Nature’s playground, Wakayama is not on most people’s lists for Kansai, but this just means you can explore the treasures without the crowds.

Sights:

  • Nachi Falls: The tallest falls in Japan, they provide a magical backdrop to the magnificent Seigantoji Pagoda. The nearby Nachi Taisha is also great to stroll around, and is part of the large complex of neighboring religious sites that feature both Buddhist and Shinto design.
  • Tomogashima: A cluster of four islands off the coast of Wakayama, these are amazing places to explore, with great hiking and camping. Dotted with fortress ruins it is a real adventure and easily completed in an afternoon, even at a leisurely pace with a picnic.
  • Mount Koya: Koyasan is the heart of Shingon Buddhism introduced to Japan in 805 by Kukai. On the forest-covered mountaintop, a small, secluded temple town has developed around the mausoleum of Kukai—and it is the start and end point of the Shikoku Pilgrimage. This is an excellent place for a temple stay, with over half of the 100 temples on the streets of Koyasan offering this unique experience to pilgrims and visitors.

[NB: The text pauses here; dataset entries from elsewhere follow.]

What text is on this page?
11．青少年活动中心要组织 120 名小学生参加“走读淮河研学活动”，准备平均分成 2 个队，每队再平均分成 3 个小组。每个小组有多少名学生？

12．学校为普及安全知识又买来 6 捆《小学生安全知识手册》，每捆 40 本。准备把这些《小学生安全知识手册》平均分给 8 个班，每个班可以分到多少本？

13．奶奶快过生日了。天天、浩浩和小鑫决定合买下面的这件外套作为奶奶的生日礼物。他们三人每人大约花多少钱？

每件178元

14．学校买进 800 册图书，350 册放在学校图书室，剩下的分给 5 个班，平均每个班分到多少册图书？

Festival: The Nachi-no-Ogi Festival revolves around fire, with participants carrying large burning torches  from the path of the Kumano Nachi Taisha Grand Shrine to the sacred waterfall to purify the route. The Kochi Matsuri involves parades of heavily decorated large boats passing down the Koza-gawa River to Kochijima Island.

Food: For a hiking-lunch, stock-up on hayazushi (rice wrapped in mackerel) and meharizushi (rice wrapped in a pickled mustard leaf). After your travels, chuka soba can be a great way to fill up, a kind of ramen with tonkotsu and shoyu broth, it’s exactly what you need after a long day!

So for a window into old Japan, with the bright lights only a train-ride away, Kansai is it’s own special piece of Japan, waiting for you to explore!